Plugin Rules

Required user role when using Tenable Nessus Manager: Standard, Administrator, or System Administrator

Plugin rules allow you to re-prioritize the severity of plugin results to better account for your organization’s security posture and response plan.

The Plugin Rules page allows you to hide or change the severity of any given plugin. In addition, you can limit rules to a specific host or specific timeframe. From this page you can view, create, edit, and delete your rules.

Note: You cannot apply custom plugin rules to PCI templates.

You can configure the following options for a plugin rule:

Option Description
Host

The host that the plugin rule applies to. You can enter a single IP address or DNS address, or you can leave the box blank to apply the rule to all hosts.

The Host option must follow the same formatting as the Designate hosts by their DNS name setting. In other words, if you disabled the setting, enter an IP address for Host. If you have the setting enabled, enter a DNS address for Host.

Note: If the plugin is enabled in two different scan configurations that have conflicting Designate hosts by their DNS name settings, Tenable recommends creating two separate plugin rules for the plugin: one rule for the IP address, and one rule for the DNS address.
Plugin ID The plugin that the plugin rule applies to.
Expiration Date (Optional) The date on which the plugin rule ages out.
Severity The severity that Nessus assigns the plugin while the plugin rule is active.

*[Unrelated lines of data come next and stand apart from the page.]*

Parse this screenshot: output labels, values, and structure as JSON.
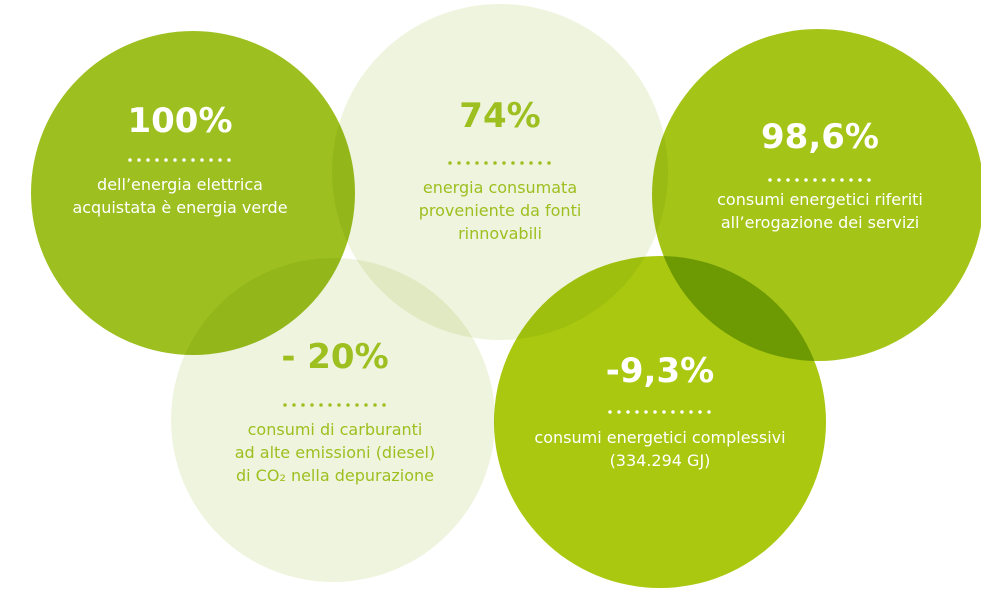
{
  "items": [
    {
      "value": "100%",
      "lines": [
        "dell’energia elettrica",
        "acquistata è energia verde"
      ]
    },
    {
      "value": "74%",
      "lines": [
        "energia consumata",
        "proveniente da fonti",
        "rinnovabili"
      ]
    },
    {
      "value": "98,6%",
      "lines": [
        "consumi energetici riferiti",
        "all’erogazione dei servizi"
      ]
    },
    {
      "value": "- 20%",
      "lines": [
        "consumi di carburanti",
        "ad alte emissioni (diesel)",
        "di CO₂ nella depurazione"
      ]
    },
    {
      "value": "-9,3%",
      "lines": [
        "consumi energetici complessivi",
        "(334.294 GJ)"
      ]
    }
  ]
}
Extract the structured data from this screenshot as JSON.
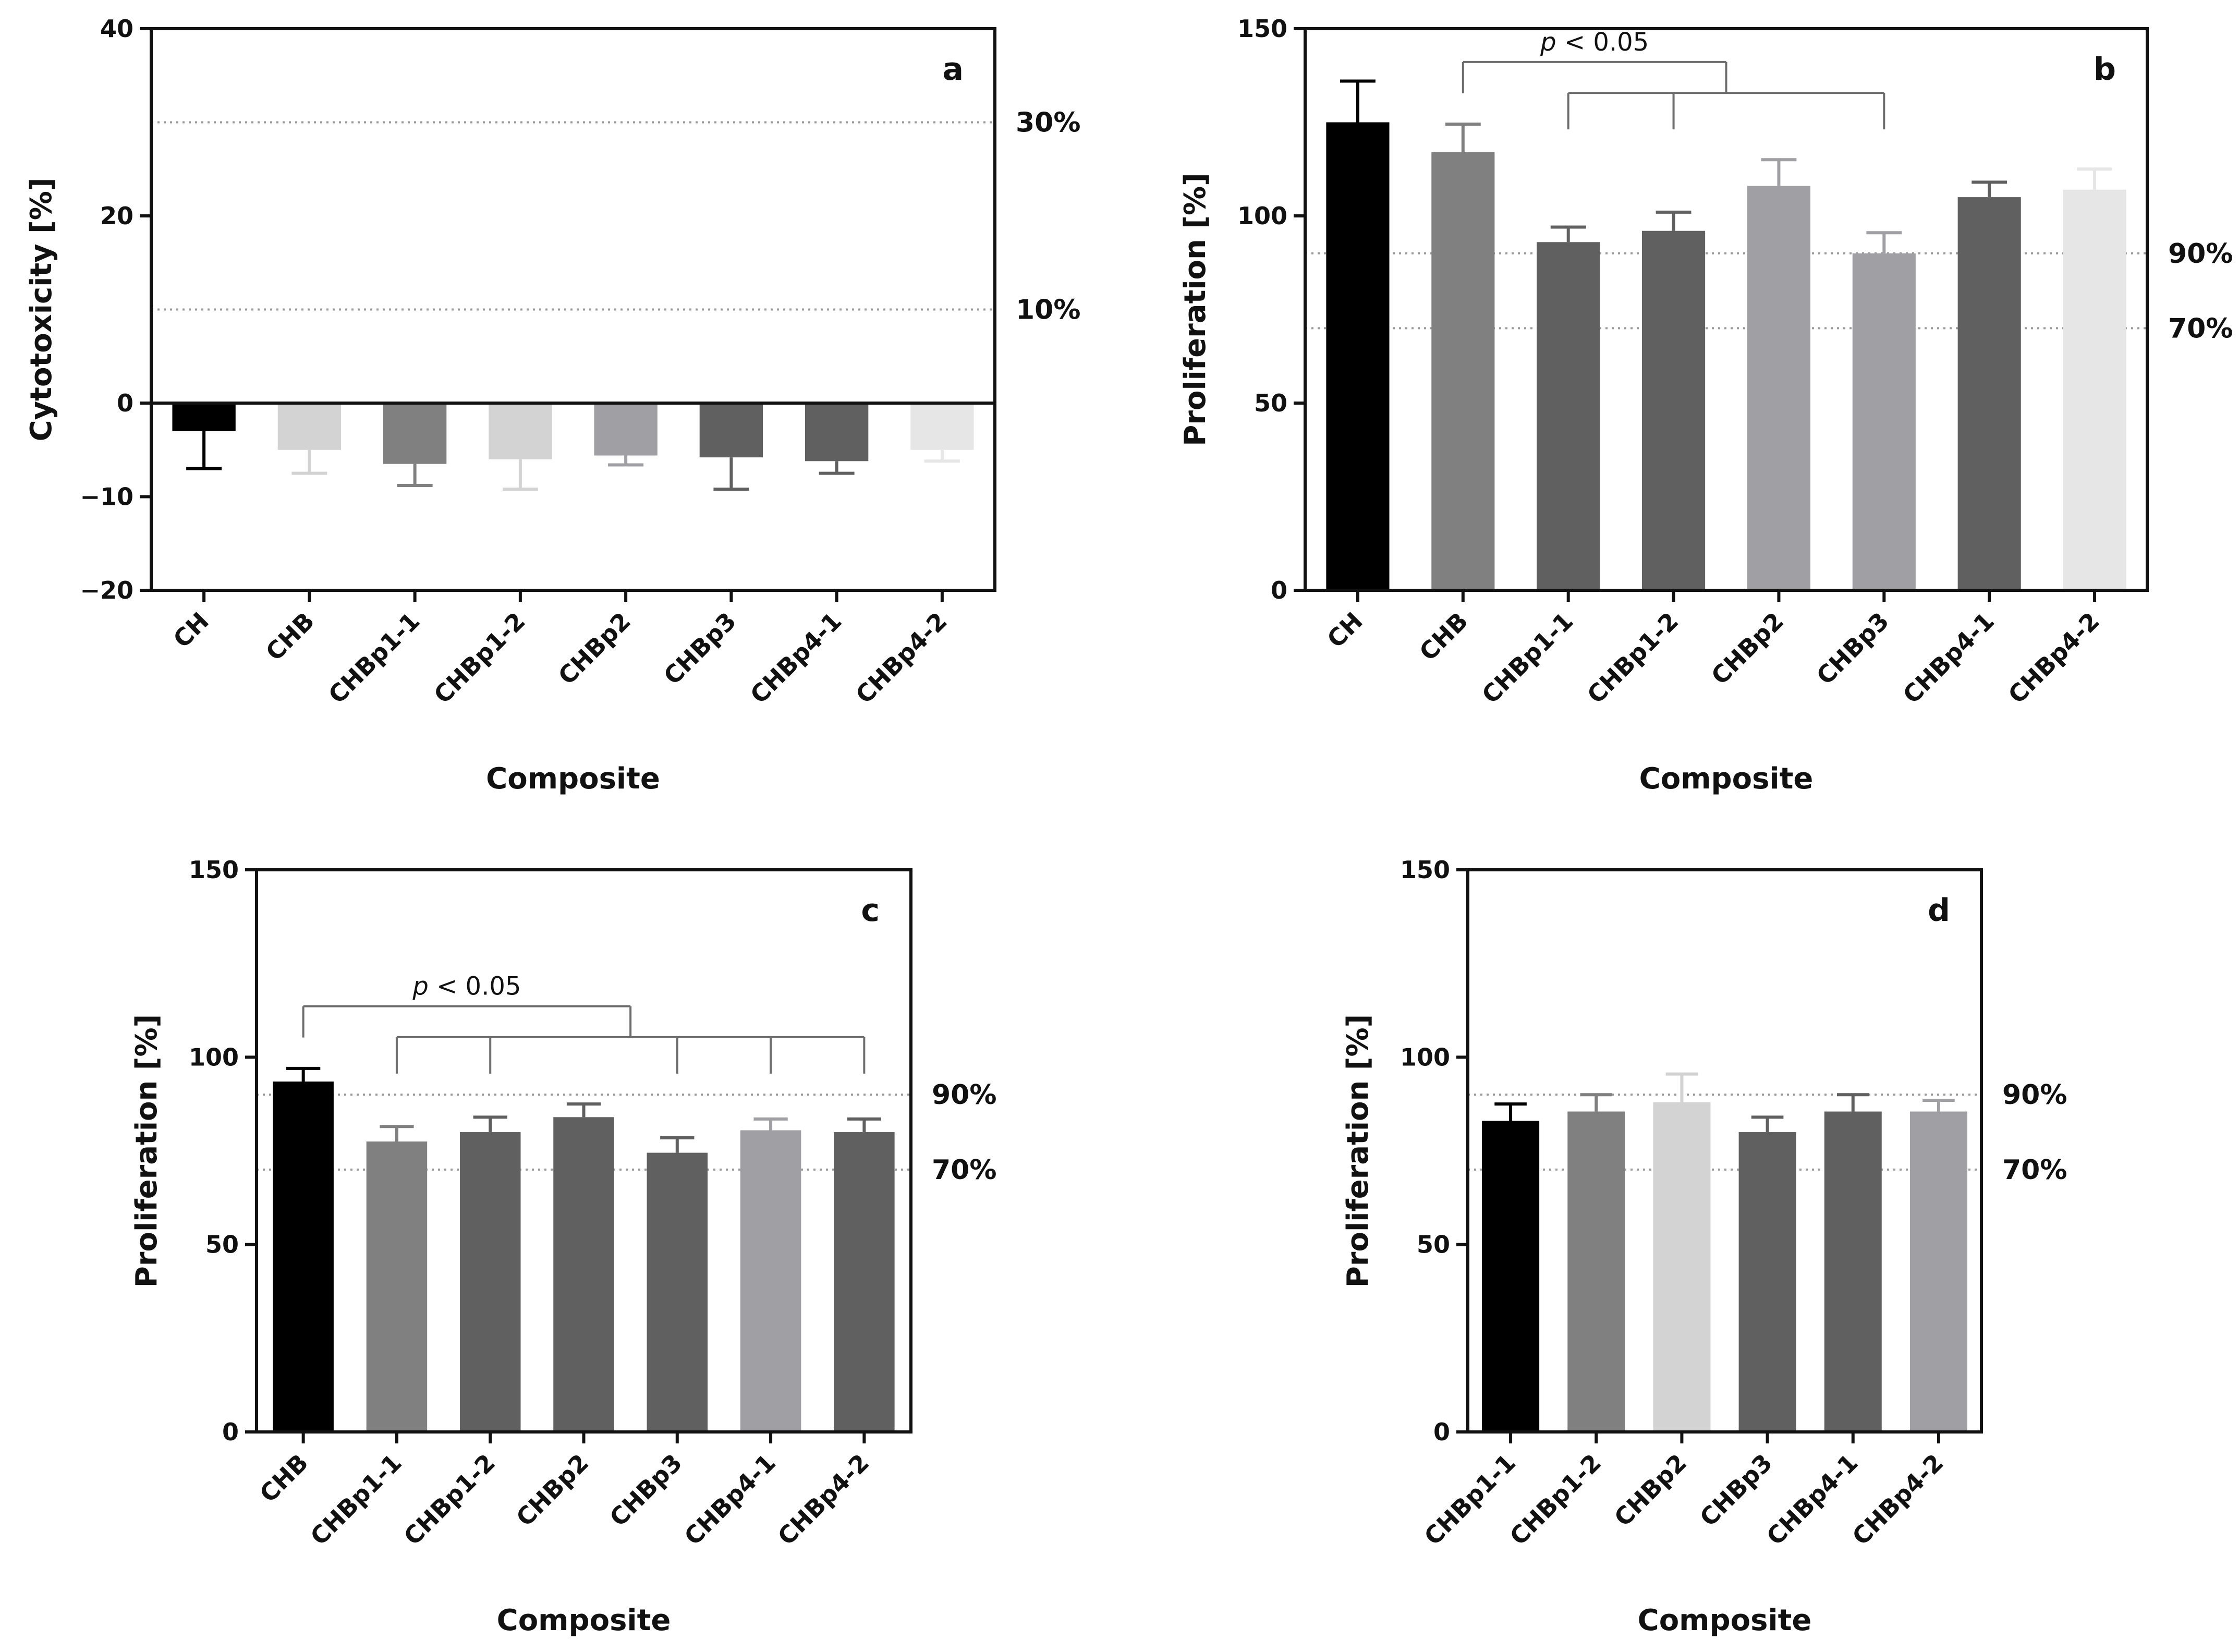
{
  "chart_data": [
    {
      "panel": "a",
      "type": "bar",
      "title": "",
      "xlabel": "Composite",
      "ylabel": "Cytotoxicity [%]",
      "ylim": [
        -20,
        40
      ],
      "yticks": [
        -20,
        -10,
        0,
        20,
        40
      ],
      "ytick_labels": [
        "−20",
        "−10",
        "0",
        "20",
        "40"
      ],
      "categories": [
        "CH",
        "CHB",
        "CHBp1-1",
        "CHBp1-2",
        "CHBp2",
        "CHBp3",
        "CHBp4-1",
        "CHBp4-2"
      ],
      "values": [
        -3,
        -5,
        -6.5,
        -6,
        -5.6,
        -5.8,
        -6.2,
        -5
      ],
      "errors": [
        4,
        2.5,
        2.3,
        3.2,
        1,
        3.4,
        1.3,
        1.2
      ],
      "colors": [
        "#000000",
        "#d3d3d3",
        "#808080",
        "#d3d3d3",
        "#a0a0a4",
        "#606060",
        "#606060",
        "#e6e6e6"
      ],
      "reference_lines": [
        {
          "value": 30,
          "label": "30%"
        },
        {
          "value": 10,
          "label": "10%"
        }
      ],
      "significance": []
    },
    {
      "panel": "b",
      "type": "bar",
      "title": "",
      "xlabel": "Composite",
      "ylabel": "Proliferation [%]",
      "ylim": [
        0,
        150
      ],
      "yticks": [
        0,
        50,
        100,
        150
      ],
      "ytick_labels": [
        "0",
        "50",
        "100",
        "150"
      ],
      "categories": [
        "CH",
        "CHB",
        "CHBp1-1",
        "CHBp1-2",
        "CHBp2",
        "CHBp3",
        "CHBp4-1",
        "CHBp4-2"
      ],
      "values": [
        125,
        117,
        93,
        96,
        108,
        90,
        105,
        107
      ],
      "errors": [
        11,
        7.5,
        4,
        5,
        7,
        5.5,
        4,
        5.5
      ],
      "colors": [
        "#000000",
        "#808080",
        "#606060",
        "#606060",
        "#a0a0a4",
        "#a0a0a4",
        "#606060",
        "#e6e6e6"
      ],
      "reference_lines": [
        {
          "value": 90,
          "label": "90%"
        },
        {
          "value": 70,
          "label": "70%"
        }
      ],
      "significance": [
        {
          "label": "p < 0.05",
          "from": 1,
          "to": [
            2,
            3,
            5
          ]
        }
      ]
    },
    {
      "panel": "c",
      "type": "bar",
      "title": "",
      "xlabel": "Composite",
      "ylabel": "Proliferation [%]",
      "ylim": [
        0,
        150
      ],
      "yticks": [
        0,
        50,
        100,
        150
      ],
      "ytick_labels": [
        "0",
        "50",
        "100",
        "150"
      ],
      "categories": [
        "CHB",
        "CHBp1-1",
        "CHBp1-2",
        "CHBp2",
        "CHBp3",
        "CHBp4-1",
        "CHBp4-2"
      ],
      "values": [
        93.5,
        77.5,
        80,
        84,
        74.5,
        80.5,
        80
      ],
      "errors": [
        3.5,
        4,
        4,
        3.5,
        4,
        3,
        3.5
      ],
      "colors": [
        "#000000",
        "#808080",
        "#606060",
        "#606060",
        "#606060",
        "#a0a0a4",
        "#606060"
      ],
      "reference_lines": [
        {
          "value": 90,
          "label": "90%"
        },
        {
          "value": 70,
          "label": "70%"
        }
      ],
      "significance": [
        {
          "label": "p < 0.05",
          "from": 0,
          "to": [
            1,
            2,
            4,
            5,
            6
          ]
        }
      ]
    },
    {
      "panel": "d",
      "type": "bar",
      "title": "",
      "xlabel": "Composite",
      "ylabel": "Proliferation [%]",
      "ylim": [
        0,
        150
      ],
      "yticks": [
        0,
        50,
        100,
        150
      ],
      "ytick_labels": [
        "0",
        "50",
        "100",
        "150"
      ],
      "categories": [
        "CHBp1-1",
        "CHBp1-2",
        "CHBp2",
        "CHBp3",
        "CHBp4-1",
        "CHBp4-2"
      ],
      "values": [
        83,
        85.5,
        88,
        80,
        85.5,
        85.5
      ],
      "errors": [
        4.5,
        4.5,
        7.5,
        4,
        4.5,
        3
      ],
      "colors": [
        "#000000",
        "#808080",
        "#d3d3d3",
        "#606060",
        "#606060",
        "#a0a0a4"
      ],
      "reference_lines": [
        {
          "value": 90,
          "label": "90%"
        },
        {
          "value": 70,
          "label": "70%"
        }
      ],
      "significance": []
    }
  ]
}
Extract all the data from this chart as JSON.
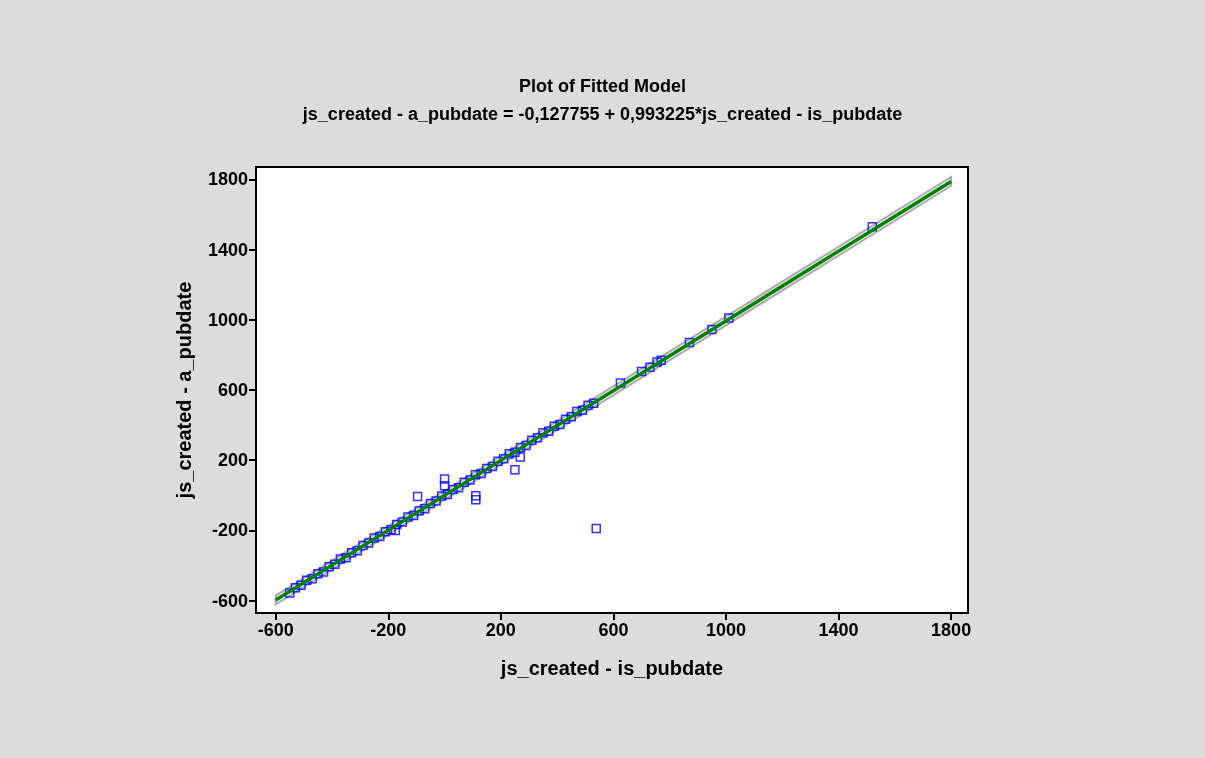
{
  "chart_data": {
    "type": "scatter",
    "title": "Plot of Fitted Model",
    "subtitle": "js_created - a_pubdate = -0,127755 + 0,993225*js_created - is_pubdate",
    "xlabel": "js_created - is_pubdate",
    "ylabel": "js_created - a_pubdate",
    "xlim": [
      -670,
      1860
    ],
    "ylim": [
      -670,
      1870
    ],
    "xticks": [
      -600,
      -200,
      200,
      600,
      1000,
      1400,
      1800
    ],
    "yticks": [
      -600,
      -200,
      200,
      600,
      1000,
      1400,
      1800
    ],
    "grid": false,
    "series": [
      {
        "marker": "square",
        "color": "#0000ff",
        "x": [
          -550,
          -530,
          -510,
          -490,
          -470,
          -450,
          -430,
          -410,
          -390,
          -370,
          -350,
          -330,
          -310,
          -290,
          -270,
          -250,
          -230,
          -210,
          -190,
          -170,
          -150,
          -130,
          -110,
          -90,
          -70,
          -50,
          -30,
          -10,
          10,
          30,
          50,
          70,
          90,
          110,
          130,
          150,
          170,
          190,
          210,
          230,
          250,
          270,
          290,
          310,
          330,
          350,
          370,
          390,
          410,
          430,
          450,
          470,
          490,
          510,
          530,
          625,
          700,
          730,
          755,
          770,
          870,
          950,
          1010,
          1520,
          -96,
          0,
          0,
          111,
          111,
          250,
          269,
          539,
          -175
        ],
        "values": [
          -556,
          -526,
          -512,
          -483,
          -475,
          -447,
          -436,
          -406,
          -392,
          -363,
          -355,
          -327,
          -316,
          -286,
          -272,
          -243,
          -235,
          -207,
          -196,
          -166,
          -152,
          -123,
          -115,
          -87,
          -76,
          -46,
          -32,
          -3,
          5,
          33,
          44,
          74,
          88,
          117,
          125,
          153,
          164,
          194,
          208,
          237,
          245,
          273,
          284,
          314,
          328,
          357,
          365,
          393,
          404,
          434,
          448,
          477,
          485,
          513,
          524,
          640,
          705,
          730,
          760,
          770,
          870,
          945,
          1010,
          1530,
          -6,
          93,
          55,
          -2,
          -25,
          146,
          219,
          -189,
          -200
        ]
      },
      {
        "type": "line",
        "marker": "none",
        "color": "#008000",
        "x": [
          -600,
          1800
        ],
        "values": [
          -596,
          1788
        ],
        "lower": [
          -621,
          1763
        ],
        "upper": [
          -571,
          1813
        ]
      }
    ]
  }
}
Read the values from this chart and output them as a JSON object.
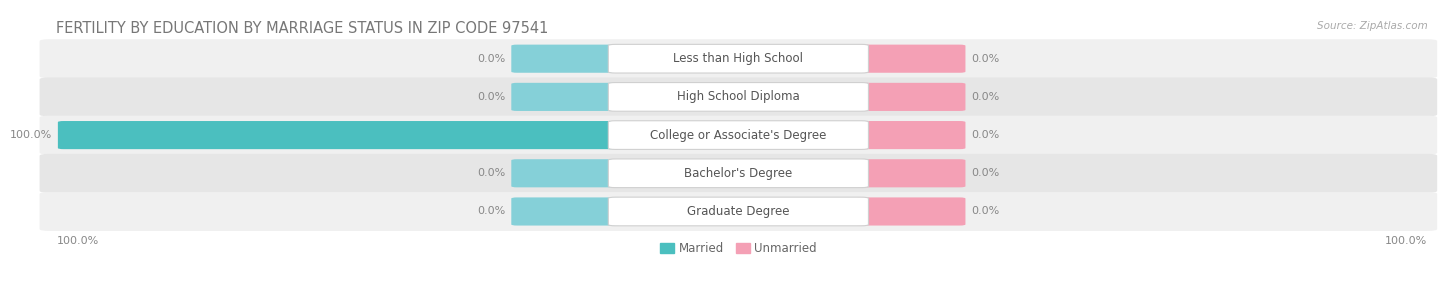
{
  "title": "FERTILITY BY EDUCATION BY MARRIAGE STATUS IN ZIP CODE 97541",
  "source": "Source: ZipAtlas.com",
  "categories": [
    "Less than High School",
    "High School Diploma",
    "College or Associate's Degree",
    "Bachelor's Degree",
    "Graduate Degree"
  ],
  "married_values": [
    0.0,
    0.0,
    100.0,
    0.0,
    0.0
  ],
  "unmarried_values": [
    0.0,
    0.0,
    0.0,
    0.0,
    0.0
  ],
  "married_color": "#4bbfbf",
  "married_stub_color": "#85d0d8",
  "unmarried_color": "#f4a0b5",
  "row_bg_color_odd": "#f0f0f0",
  "row_bg_color_even": "#e6e6e6",
  "label_box_color": "#ffffff",
  "background_color": "#ffffff",
  "title_color": "#777777",
  "source_color": "#aaaaaa",
  "value_color": "#888888",
  "legend_color": "#666666",
  "title_fontsize": 10.5,
  "label_fontsize": 8.5,
  "value_fontsize": 8,
  "source_fontsize": 7.5,
  "max_val": 100.0,
  "axis_label_left": "100.0%",
  "axis_label_right": "100.0%"
}
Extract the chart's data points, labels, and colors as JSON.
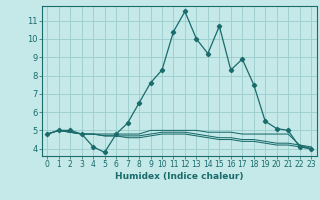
{
  "xlabel": "Humidex (Indice chaleur)",
  "bg_color": "#c5e8e8",
  "grid_color": "#99cccc",
  "line_color": "#1a6b6b",
  "xlim": [
    -0.5,
    23.5
  ],
  "ylim": [
    3.6,
    11.8
  ],
  "yticks": [
    4,
    5,
    6,
    7,
    8,
    9,
    10,
    11
  ],
  "xticks": [
    0,
    1,
    2,
    3,
    4,
    5,
    6,
    7,
    8,
    9,
    10,
    11,
    12,
    13,
    14,
    15,
    16,
    17,
    18,
    19,
    20,
    21,
    22,
    23
  ],
  "series": [
    [
      4.8,
      5.0,
      5.0,
      4.8,
      4.1,
      3.8,
      4.8,
      5.4,
      6.5,
      7.6,
      8.3,
      10.4,
      11.5,
      10.0,
      9.2,
      10.7,
      8.3,
      8.9,
      7.5,
      5.5,
      5.1,
      5.0,
      4.1,
      4.0
    ],
    [
      4.8,
      5.0,
      4.9,
      4.8,
      4.8,
      4.7,
      4.7,
      4.7,
      4.7,
      4.8,
      4.9,
      4.9,
      4.9,
      4.8,
      4.7,
      4.6,
      4.6,
      4.5,
      4.5,
      4.4,
      4.3,
      4.3,
      4.2,
      4.1
    ],
    [
      4.8,
      5.0,
      4.9,
      4.8,
      4.8,
      4.7,
      4.7,
      4.6,
      4.6,
      4.7,
      4.8,
      4.8,
      4.8,
      4.7,
      4.6,
      4.5,
      4.5,
      4.4,
      4.4,
      4.3,
      4.2,
      4.2,
      4.1,
      4.0
    ],
    [
      4.8,
      5.0,
      4.9,
      4.8,
      4.8,
      4.8,
      4.8,
      4.8,
      4.8,
      5.0,
      5.0,
      5.0,
      5.0,
      5.0,
      4.9,
      4.9,
      4.9,
      4.8,
      4.8,
      4.8,
      4.8,
      4.8,
      4.2,
      4.0
    ]
  ],
  "marker_series": 0,
  "font_size_tick": 5.5,
  "font_size_label": 6.5
}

Use the following procedures to manage plugin rules:

  1. In the top navigation bar, click Scans.

    The My Scans page appears.

  2. In the left navigation bar, click Plugin Rules.

  3. In the upper right corner, click the New Rule button.

    The New Rule window appears.

  4. Configure the settings.

  5. Click the Save button.

    Tenable Nessus saves the plugin rule.

  1. In the top navigation bar, click Scans.

    The My Scans page appears.

  2. In the left navigation bar, click Plugin Rules.

  3. On the plugin rules table, select the plugin rule that you want to modify.

    The Edit Rule window appears.

  4. Modify the settings as necessary.

  5. Click the Save button.

    Tenable Nessus saves the settings.

  1. In the top navigation bar, click Scans.

    The My Scans page appears.

  2. In the left navigation bar, click Plugin Rules.

  3. On the plugin rules table, in the row for the plugin that you want to modify, click the button.

    A dialog box appears, confirming your selection to delete the plugin rule.

  4. Click the Delete button.

    Tenable Nessus deletes the plugin rule.

Example Plugin Rule

Host: 192.168.0.6

Plugin ID: 79877

Expiration Date: 12/31/2022

Severity: Low

This example rule applies to scans performed on IP address 192.168.0.6. Once saved, this plugin rule changes the default severity of plugin ID 79877 (CentOS 8: rpm (CESA-2014:1976) to a severity of low until 12/31/2022. After 12/31/2022, the results of plugin ID 79877 returns to its critical severity.